Properties of iron-induced alpha-synuclein oligomers determined on a single particle level

J Levin ¹, T Högen ¹, K Bötzel ¹, M Kostka ¹, H Kretzschmar ¹, A Giese ¹

¹München, Biberach

Congress Abstract

Formation of fibrillar protein aggregates is a key event in several neurodegenerative diseases including Parkinson's disease, which is characterized by Lewy bodies and degeneration of dopaminergic neurons. Several lines of evidence implicate involvement of alpha-synuclein oligomers as the principal toxic aggregate species as well as iron ions in the disease progression in Parkinson's disease. Using three independent single particle-based methods we could recently analyze aggregation pathways and oligomer formation of alpha-synuclein. Biophysical and structural characterization was performed by confocal single molecule fluorescence techniques and atomic force microscopy. Functional characterization included single pore electrophysiology in a lipid bilayer set-up. We characterized two different oligomer species. Organic solvents were used to trigger aggregation, which resulted in small oligomers („intermediate I“). Under these conditions, additional Fe3+- ions at low micromolar concentrations dramatically increased aggregation and induced formation of larger oligomers („intermediate II“). Both oligomer species were on-pathway to amyloid fibrils and could seed amyloid formation [1]. Notably, only Fe3+-induced oligomers were SDS-resistant. In contrast to monomers and intermediate I, only Fe3+-induced intermediate II species were able to bind to unilamelar vesicles composed of POPC (palmitoyl-oleoyl-phosphatidylcholine). Deferoxamine and Vitamin C were able to dissolute the aggregates formed in presence of Fe³+. Interestingly, Deferoxamine shows positive effects in an animal model of PD. In regard to toxicity, we could show that the intermediate II species were able to form ion-permeable pores in a planar lipid bilayer.

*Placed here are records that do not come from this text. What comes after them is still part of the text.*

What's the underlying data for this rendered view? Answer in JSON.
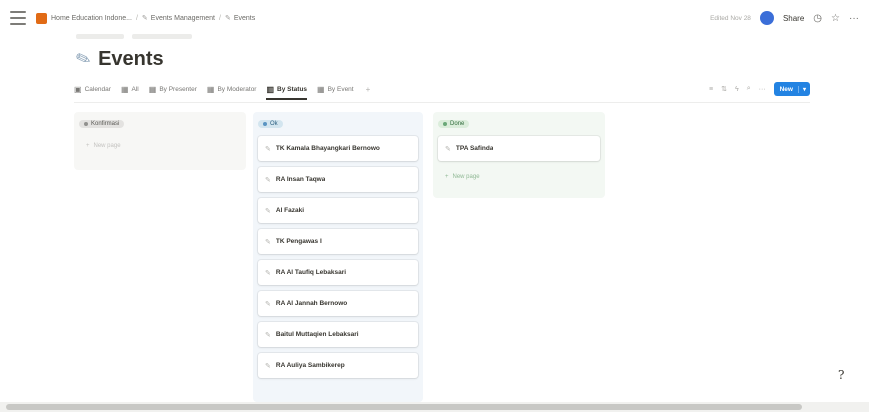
{
  "topbar": {
    "breadcrumbs": [
      "Home Education Indone...",
      "Events Management",
      "Events"
    ],
    "edited": "Edited Nov 28",
    "share_label": "Share"
  },
  "page": {
    "title": "Events"
  },
  "views": [
    {
      "label": "Calendar",
      "icon": "calendar-icon",
      "active": false
    },
    {
      "label": "All",
      "icon": "table-icon",
      "active": false
    },
    {
      "label": "By Presenter",
      "icon": "table-icon",
      "active": false
    },
    {
      "label": "By Moderator",
      "icon": "table-icon",
      "active": false
    },
    {
      "label": "By Status",
      "icon": "board-icon",
      "active": true
    },
    {
      "label": "By Event",
      "icon": "table-icon",
      "active": false
    }
  ],
  "toolbar": {
    "new_label": "New"
  },
  "board": {
    "columns": [
      {
        "status": "Konfirmasi",
        "count": "",
        "cards": [],
        "new_label": "New page"
      },
      {
        "status": "Ok",
        "count": "",
        "cards": [
          "TK Kamala Bhayangkari Bernowo",
          "RA Insan Taqwa",
          "Al Fazaki",
          "TK Pengawas I",
          "RA Al Taufiq Lebaksari",
          "RA Al Jannah Bernowo",
          "Baitul Muttaqien Lebaksari",
          "RA Auliya Sambikerep"
        ]
      },
      {
        "status": "Done",
        "count": "",
        "cards": [
          "TPA Safinda"
        ],
        "new_label": "New page"
      }
    ]
  },
  "colors": {
    "accent": "#2383e2",
    "status_konfirmasi": "#e3e2e0",
    "status_ok": "#d3e5ef",
    "status_done": "#dbeddb"
  }
}
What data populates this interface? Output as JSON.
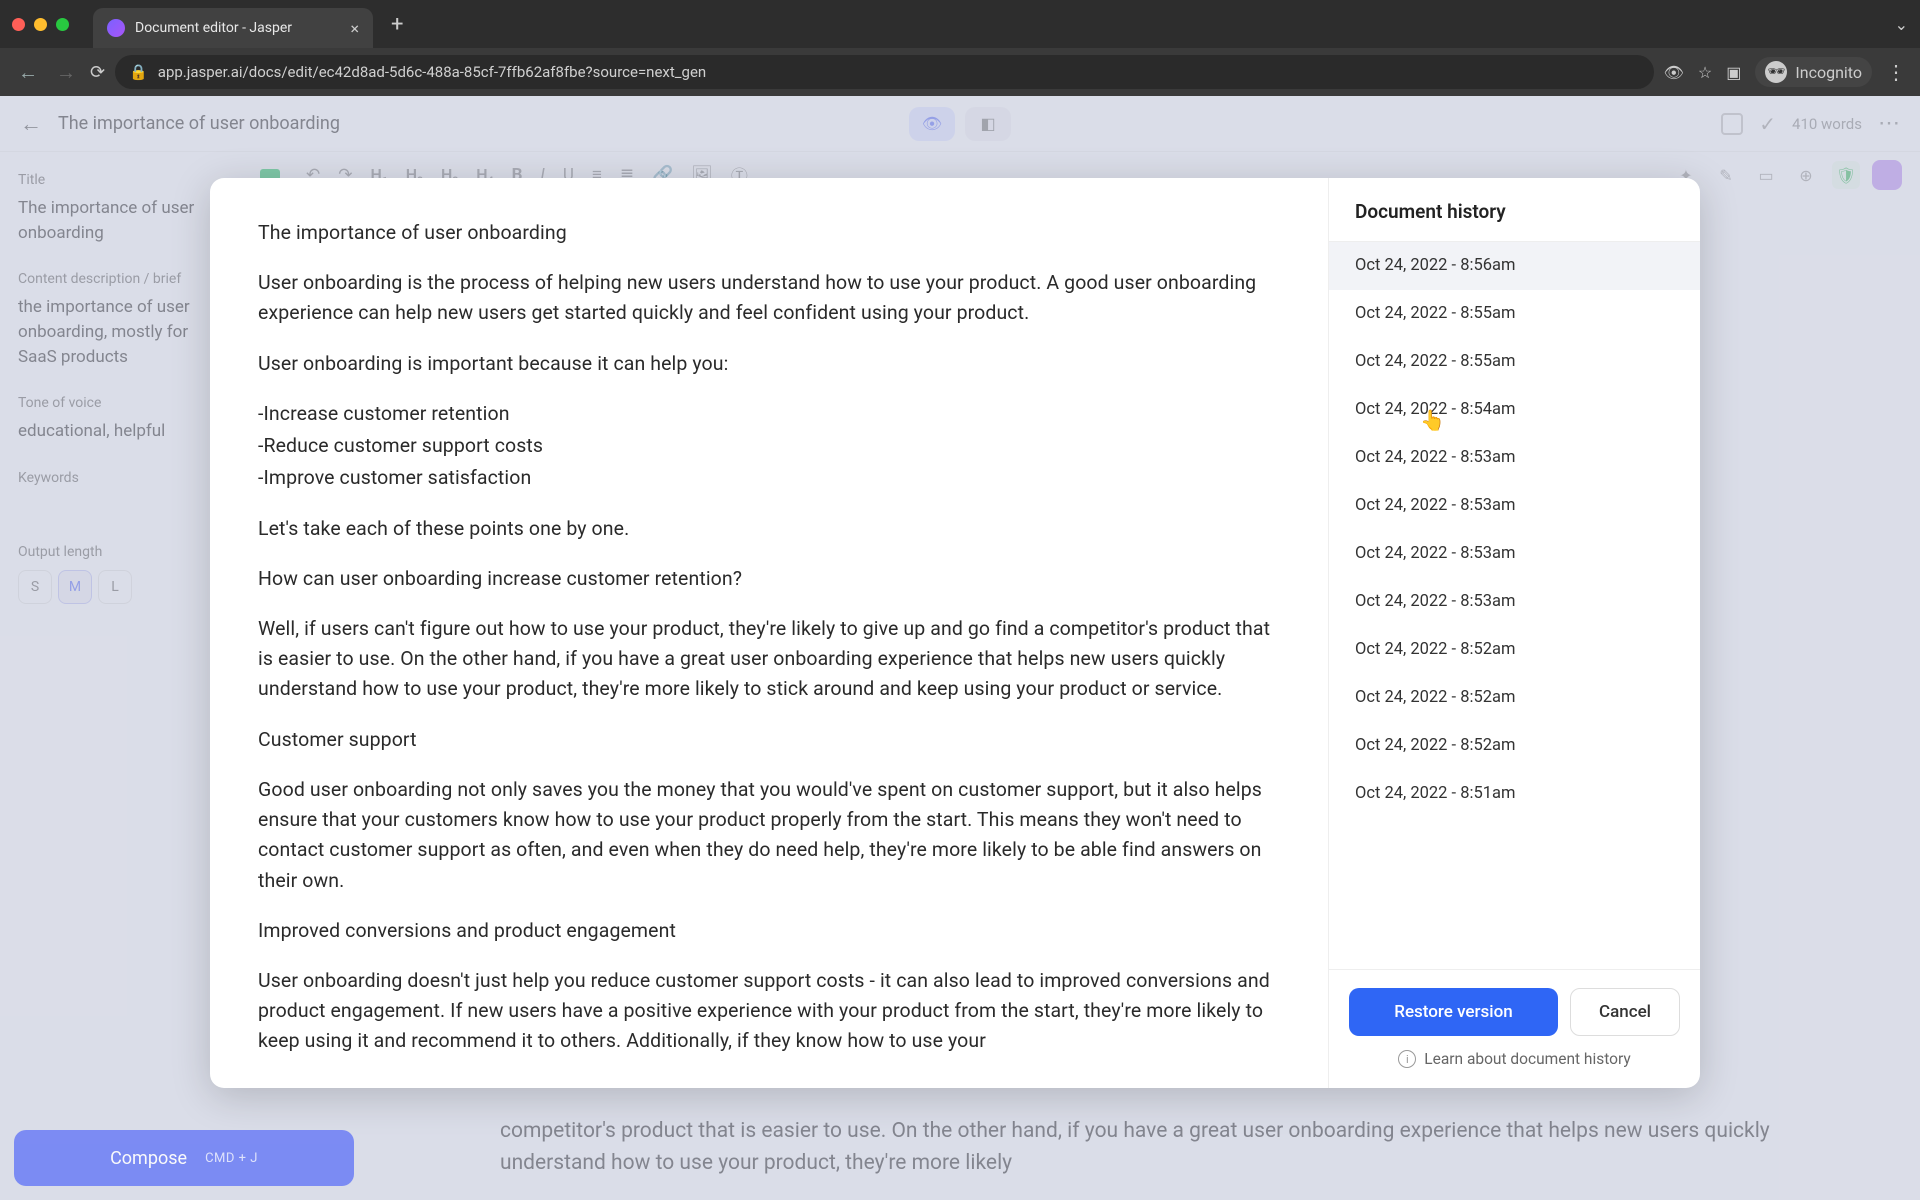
{
  "browser": {
    "tab_title": "Document editor - Jasper",
    "url": "app.jasper.ai/docs/edit/ec42d8ad-5d6c-488a-85cf-7ffb62af8fbe?source=next_gen",
    "incognito_label": "Incognito"
  },
  "header": {
    "doc_title": "The importance of user onboarding",
    "word_count": "410 words"
  },
  "sidebar": {
    "title_label": "Title",
    "title_value": "The importance of user onboarding",
    "brief_label": "Content description / brief",
    "brief_value": "the importance of user onboarding, mostly for SaaS products",
    "tone_label": "Tone of voice",
    "tone_value": "educational, helpful",
    "keywords_label": "Keywords",
    "output_label": "Output length",
    "lengths": {
      "s": "S",
      "m": "M",
      "l": "L"
    }
  },
  "compose": {
    "label": "Compose",
    "shortcut": "CMD + J"
  },
  "bg_doc_tail": "competitor's product that is easier to use. On the other hand, if you have a great user onboarding experience that helps new users quickly understand how to use your product, they're more likely",
  "modal_doc": {
    "title": "The importance of user onboarding",
    "p1": "User onboarding is the process of helping new users understand how to use your product. A good user onboarding experience can help new users get started quickly and feel confident using your product.",
    "p2": "User onboarding is important because it can help you:",
    "b1": "-Increase customer retention",
    "b2": "-Reduce customer support costs",
    "b3": "-Improve customer satisfaction",
    "p3": "Let's take each of these points one by one.",
    "p4": "How can user onboarding increase customer retention?",
    "p5": "Well, if users can't figure out how to use your product, they're likely to give up and go find a competitor's product that is easier to use. On the other hand, if you have a great user onboarding experience that helps new users quickly understand how to use your product, they're more likely to stick around and keep using your product or service.",
    "h2": "Customer support",
    "p6": "Good user onboarding not only saves you the money that you would've spent on customer support, but it also helps ensure that your customers know how to use your product properly from the start. This means they won't need to contact customer support as often, and even when they do need help, they're more likely to be able find answers on their own.",
    "h3": "Improved conversions and product engagement",
    "p7": "User onboarding doesn't just help you reduce customer support costs - it can also lead to improved conversions and product engagement. If new users have a positive experience with your product from the start, they're more likely to keep using it and recommend it to others. Additionally, if they know how to use your"
  },
  "history": {
    "title": "Document history",
    "items": [
      "Oct 24, 2022 - 8:56am",
      "Oct 24, 2022 - 8:55am",
      "Oct 24, 2022 - 8:55am",
      "Oct 24, 2022 - 8:54am",
      "Oct 24, 2022 - 8:53am",
      "Oct 24, 2022 - 8:53am",
      "Oct 24, 2022 - 8:53am",
      "Oct 24, 2022 - 8:53am",
      "Oct 24, 2022 - 8:52am",
      "Oct 24, 2022 - 8:52am",
      "Oct 24, 2022 - 8:52am",
      "Oct 24, 2022 - 8:51am"
    ],
    "restore_label": "Restore version",
    "cancel_label": "Cancel",
    "learn_label": "Learn about document history"
  }
}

Finally, we developed a high-throughput confocal single-particle alpha-synuclein aggregation assay and identified Baicalein and N((prime))-benzylidene-benzohydrazide derivates inhibiting oligomer formation. Our results elucidate the role and biochemical properties of toxic oligomer species in neurodegenerative diseases and provide new approaches for drug-development.

References: 1. Kostka M, Högen T, Danzer KM, Levin J, et al., Single-particle characterization of iron-induced pore-forming alpha -synuclein Oligomers. J Biol Chem. 2008 Feb 7 [Epub ahead of print].